I am also using cloth and epoxy to strengthen the hull to keel joint by running a strip (about 500mm wide) of triaxial cloth down the centreline and then bonding (with sikaflex so it will be easier to remove if required) a new sand keel on the outside of that.
Murray
murray reidParticipantFantastic, great to see!! Spot the Atalanta on the mooring at 3.46 mins.
murray reidParticipant
Did Calista’s bottom look anything like this?This is what remains of the bolts that held Methuselah’s skeg on and the planking under it. I will have to replace the planking from the transom forward to the engine bay, from the centerline out to about 300mm. My plan is to cut the planking back to the new (thicker, wider) stringers I have put in, then put in the first layer of veneer, then router out to the next stringer etc, so the repair is stepped. Getting those rusty old bolts out of the keelson wont be easy, the keelson itself is ok, although I will have to drill out the bolt holes to good timber, then plug them once the bolts have been removed.
How did you do Calista’s?
Trevor Thompson said:
Hi,
Your transom is original – that seems to be how they made them. Mine is the same. I had to rebuild the transom on Calista. The bottom 8 inches was totally rotten, as was the keelson as far as the “P” bracket. Quite a daunting repair! So I cut back the transom in steps and fitted veneer in in stages to laminate up “ply” in situe. Of course I also scarfed in a new section of keelson and a new sandkeel. That left the transom sound but clearly repaired.
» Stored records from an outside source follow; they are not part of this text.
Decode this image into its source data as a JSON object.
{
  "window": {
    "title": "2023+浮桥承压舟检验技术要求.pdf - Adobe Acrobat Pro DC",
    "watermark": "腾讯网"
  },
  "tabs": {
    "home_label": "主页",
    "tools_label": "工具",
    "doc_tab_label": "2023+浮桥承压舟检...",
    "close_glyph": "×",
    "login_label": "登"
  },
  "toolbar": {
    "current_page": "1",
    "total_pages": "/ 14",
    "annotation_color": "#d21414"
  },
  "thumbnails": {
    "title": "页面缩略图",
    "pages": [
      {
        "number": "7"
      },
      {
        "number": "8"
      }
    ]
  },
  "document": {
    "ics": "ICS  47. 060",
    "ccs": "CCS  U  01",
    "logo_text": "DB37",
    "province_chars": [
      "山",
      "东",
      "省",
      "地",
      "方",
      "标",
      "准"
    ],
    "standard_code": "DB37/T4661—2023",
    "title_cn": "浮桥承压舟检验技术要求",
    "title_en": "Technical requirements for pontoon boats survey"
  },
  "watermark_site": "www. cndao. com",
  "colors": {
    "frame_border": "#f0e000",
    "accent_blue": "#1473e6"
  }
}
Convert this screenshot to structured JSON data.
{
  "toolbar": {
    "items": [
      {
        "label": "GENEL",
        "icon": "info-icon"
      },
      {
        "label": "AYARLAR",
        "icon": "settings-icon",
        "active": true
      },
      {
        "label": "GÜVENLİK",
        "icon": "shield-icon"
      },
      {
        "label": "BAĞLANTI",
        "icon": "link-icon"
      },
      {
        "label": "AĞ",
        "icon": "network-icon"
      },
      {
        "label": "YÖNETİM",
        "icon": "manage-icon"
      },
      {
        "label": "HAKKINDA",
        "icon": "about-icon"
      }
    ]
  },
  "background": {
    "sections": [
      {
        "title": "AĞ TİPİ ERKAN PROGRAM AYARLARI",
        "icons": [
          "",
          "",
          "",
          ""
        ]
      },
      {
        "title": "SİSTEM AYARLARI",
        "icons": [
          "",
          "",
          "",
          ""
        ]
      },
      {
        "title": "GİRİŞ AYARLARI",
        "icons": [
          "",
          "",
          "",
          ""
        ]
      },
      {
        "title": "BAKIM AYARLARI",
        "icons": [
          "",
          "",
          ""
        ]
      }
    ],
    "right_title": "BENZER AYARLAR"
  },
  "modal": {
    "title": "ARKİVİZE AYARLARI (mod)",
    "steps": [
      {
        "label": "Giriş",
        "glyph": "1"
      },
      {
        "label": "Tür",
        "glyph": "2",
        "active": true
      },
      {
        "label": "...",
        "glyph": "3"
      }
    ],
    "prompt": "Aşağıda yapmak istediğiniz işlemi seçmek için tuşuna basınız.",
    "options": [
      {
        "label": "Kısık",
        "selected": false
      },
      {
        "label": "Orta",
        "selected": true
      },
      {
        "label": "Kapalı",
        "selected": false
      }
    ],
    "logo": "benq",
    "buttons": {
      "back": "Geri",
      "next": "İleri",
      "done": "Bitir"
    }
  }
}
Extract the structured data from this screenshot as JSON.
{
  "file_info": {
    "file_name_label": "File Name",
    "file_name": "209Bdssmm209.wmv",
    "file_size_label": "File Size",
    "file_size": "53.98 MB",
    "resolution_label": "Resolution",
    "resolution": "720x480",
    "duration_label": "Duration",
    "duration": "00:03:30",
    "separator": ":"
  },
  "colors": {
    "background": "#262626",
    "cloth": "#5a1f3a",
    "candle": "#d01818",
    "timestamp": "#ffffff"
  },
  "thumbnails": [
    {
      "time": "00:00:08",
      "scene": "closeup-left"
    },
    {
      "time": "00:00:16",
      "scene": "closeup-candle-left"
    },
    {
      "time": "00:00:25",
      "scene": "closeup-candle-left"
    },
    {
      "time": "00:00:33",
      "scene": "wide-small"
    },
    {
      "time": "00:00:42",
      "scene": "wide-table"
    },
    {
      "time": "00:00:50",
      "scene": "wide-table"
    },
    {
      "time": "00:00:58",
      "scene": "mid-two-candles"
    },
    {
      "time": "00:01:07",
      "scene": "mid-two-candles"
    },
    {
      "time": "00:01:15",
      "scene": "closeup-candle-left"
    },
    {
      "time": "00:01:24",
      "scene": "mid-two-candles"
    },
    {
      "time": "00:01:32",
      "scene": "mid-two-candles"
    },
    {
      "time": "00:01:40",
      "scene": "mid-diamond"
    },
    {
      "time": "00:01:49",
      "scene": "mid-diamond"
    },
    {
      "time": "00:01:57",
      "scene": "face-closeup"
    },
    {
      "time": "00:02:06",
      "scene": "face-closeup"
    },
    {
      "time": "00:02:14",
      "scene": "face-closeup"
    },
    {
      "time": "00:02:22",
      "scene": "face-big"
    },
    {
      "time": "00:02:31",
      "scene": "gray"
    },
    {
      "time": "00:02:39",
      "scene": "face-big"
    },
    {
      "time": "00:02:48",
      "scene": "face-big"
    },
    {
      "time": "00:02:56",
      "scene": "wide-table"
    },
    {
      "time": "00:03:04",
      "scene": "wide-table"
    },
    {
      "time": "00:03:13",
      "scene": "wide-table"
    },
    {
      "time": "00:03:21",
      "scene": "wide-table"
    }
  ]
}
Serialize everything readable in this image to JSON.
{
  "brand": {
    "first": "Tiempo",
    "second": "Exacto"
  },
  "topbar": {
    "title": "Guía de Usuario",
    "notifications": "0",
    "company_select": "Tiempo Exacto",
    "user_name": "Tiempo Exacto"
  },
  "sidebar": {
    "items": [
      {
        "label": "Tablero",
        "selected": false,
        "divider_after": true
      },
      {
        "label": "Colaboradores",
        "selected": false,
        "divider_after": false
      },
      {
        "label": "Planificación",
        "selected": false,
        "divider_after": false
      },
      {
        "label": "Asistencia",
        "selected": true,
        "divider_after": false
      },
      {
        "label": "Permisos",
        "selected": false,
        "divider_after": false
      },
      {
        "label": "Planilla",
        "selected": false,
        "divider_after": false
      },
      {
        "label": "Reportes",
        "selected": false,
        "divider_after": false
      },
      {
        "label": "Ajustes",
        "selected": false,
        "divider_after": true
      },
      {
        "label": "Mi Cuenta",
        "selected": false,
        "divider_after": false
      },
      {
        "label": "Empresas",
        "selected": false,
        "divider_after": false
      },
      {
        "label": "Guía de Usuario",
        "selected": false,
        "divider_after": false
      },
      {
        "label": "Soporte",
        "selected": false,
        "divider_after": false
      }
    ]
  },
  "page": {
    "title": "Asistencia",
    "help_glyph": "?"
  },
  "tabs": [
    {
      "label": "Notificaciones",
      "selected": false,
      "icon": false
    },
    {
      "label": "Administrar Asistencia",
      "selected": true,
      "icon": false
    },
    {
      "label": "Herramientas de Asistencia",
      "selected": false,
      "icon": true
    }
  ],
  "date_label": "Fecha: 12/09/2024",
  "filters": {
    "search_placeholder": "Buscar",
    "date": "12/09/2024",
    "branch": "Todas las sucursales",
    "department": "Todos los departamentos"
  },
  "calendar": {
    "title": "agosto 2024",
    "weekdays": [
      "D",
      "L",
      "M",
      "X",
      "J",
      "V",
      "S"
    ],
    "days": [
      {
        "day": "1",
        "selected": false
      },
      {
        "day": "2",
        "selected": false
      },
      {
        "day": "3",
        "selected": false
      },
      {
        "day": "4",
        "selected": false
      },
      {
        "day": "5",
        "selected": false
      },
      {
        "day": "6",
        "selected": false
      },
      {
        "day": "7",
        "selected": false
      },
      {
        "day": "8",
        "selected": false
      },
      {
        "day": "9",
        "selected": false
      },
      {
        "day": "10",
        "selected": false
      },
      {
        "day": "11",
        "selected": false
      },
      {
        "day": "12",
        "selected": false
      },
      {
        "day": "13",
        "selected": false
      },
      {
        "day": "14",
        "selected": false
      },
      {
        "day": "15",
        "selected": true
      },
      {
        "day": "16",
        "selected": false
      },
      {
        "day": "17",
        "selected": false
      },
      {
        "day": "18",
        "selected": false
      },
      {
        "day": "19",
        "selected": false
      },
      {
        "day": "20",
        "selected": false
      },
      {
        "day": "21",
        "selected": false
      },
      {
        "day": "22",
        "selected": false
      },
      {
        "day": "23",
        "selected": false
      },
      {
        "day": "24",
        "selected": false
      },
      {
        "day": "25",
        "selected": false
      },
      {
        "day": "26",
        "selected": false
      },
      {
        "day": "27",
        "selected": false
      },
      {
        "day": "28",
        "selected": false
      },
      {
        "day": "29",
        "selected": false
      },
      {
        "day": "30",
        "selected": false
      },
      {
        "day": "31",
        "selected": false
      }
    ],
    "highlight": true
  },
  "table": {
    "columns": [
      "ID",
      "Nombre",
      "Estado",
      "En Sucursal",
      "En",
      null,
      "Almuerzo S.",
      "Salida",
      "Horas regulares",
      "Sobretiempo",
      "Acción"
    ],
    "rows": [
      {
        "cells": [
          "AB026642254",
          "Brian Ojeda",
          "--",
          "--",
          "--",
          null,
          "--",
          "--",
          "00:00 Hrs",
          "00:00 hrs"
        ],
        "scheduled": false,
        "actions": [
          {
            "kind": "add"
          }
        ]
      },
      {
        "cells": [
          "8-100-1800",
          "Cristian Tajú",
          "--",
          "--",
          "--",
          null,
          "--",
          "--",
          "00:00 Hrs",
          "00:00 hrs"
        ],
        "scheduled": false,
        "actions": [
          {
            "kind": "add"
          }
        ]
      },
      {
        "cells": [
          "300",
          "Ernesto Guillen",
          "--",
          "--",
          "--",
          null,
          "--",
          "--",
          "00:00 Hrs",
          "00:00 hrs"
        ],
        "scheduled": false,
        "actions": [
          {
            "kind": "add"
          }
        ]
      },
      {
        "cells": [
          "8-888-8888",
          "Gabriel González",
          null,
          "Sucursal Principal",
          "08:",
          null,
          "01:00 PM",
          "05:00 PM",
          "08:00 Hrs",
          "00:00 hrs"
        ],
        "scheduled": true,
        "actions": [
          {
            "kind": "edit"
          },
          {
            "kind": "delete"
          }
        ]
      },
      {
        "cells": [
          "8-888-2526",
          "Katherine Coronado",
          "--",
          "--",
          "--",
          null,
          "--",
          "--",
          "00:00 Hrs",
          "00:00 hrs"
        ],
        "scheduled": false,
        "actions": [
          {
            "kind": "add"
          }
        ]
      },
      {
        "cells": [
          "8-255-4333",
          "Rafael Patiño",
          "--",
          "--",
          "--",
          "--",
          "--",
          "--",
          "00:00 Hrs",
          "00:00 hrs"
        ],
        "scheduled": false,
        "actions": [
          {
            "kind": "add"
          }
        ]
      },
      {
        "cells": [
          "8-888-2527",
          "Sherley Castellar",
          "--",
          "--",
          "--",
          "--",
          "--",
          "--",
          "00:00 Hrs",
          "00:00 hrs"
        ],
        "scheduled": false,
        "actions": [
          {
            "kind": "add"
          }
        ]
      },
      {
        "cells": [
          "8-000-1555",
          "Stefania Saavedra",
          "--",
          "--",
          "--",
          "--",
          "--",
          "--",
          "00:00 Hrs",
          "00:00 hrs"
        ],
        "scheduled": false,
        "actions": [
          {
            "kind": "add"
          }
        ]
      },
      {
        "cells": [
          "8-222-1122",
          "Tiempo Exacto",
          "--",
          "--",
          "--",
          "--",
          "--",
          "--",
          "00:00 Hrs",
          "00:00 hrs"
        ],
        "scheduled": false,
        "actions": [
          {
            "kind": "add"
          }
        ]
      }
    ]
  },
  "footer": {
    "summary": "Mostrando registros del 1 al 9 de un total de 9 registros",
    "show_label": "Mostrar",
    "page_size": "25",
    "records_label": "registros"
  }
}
The transom is a very important part of a boat, and how it appears is quite an issue – well that is how it seems to me. The transom is something of a statement about the boat.
After much thought I used a circular saw to cut slots 2.5mm deep all over the transom, and then removed the rest with a chisel, to leave a flat surface 2.5mm below the proper finished surface level. I then veneered it in three sections, the top section in a single length covering the solid wooden section, and the rest in a port and starboard section. It resulted in a finished veneer level with the original level, but in clean new wood. The only negative is with the holes left by the staples. They are visible in the vinished varnishwork, an I havnt worked out how to hide them properly.
Of course I have done something similar in the cockpit. I will take some photos when I go out to Calista this afternoon.
Of course it then took a lot of sanding and varnishing.
murray reidParticipantI was looking for the photo I took of Calista’s transom at Beale park, but couldnt find it, but this is one you of yours which shows it nicely. I dont remember noticing any staple marks, maybe you see the detail because you are aware of it, I just admired the overall picture!
How did you go about scarfing in a section of keelson? did you have to cut the planking back?
murray reidParticipantLearning how to place photos in my blog, a neat feature of the photo uploader is being able to resize your picture by reducing the pixel size as you upload it. Just worked that out after uploading a couple of photos that filled the page!
murray reidParticipantGet a good sponge! Its not so easy with the boat being divided up into so many separate compartments! I have made the situation worse by adding several floors that divide the “bilges” even further. I am going to have an electric pump in the engine compartment, with a long hose that I can use to suck out each individual compartment. Also have a whale gusher…but I am hoping after all the work I have done on the bottom A87 wont leak!!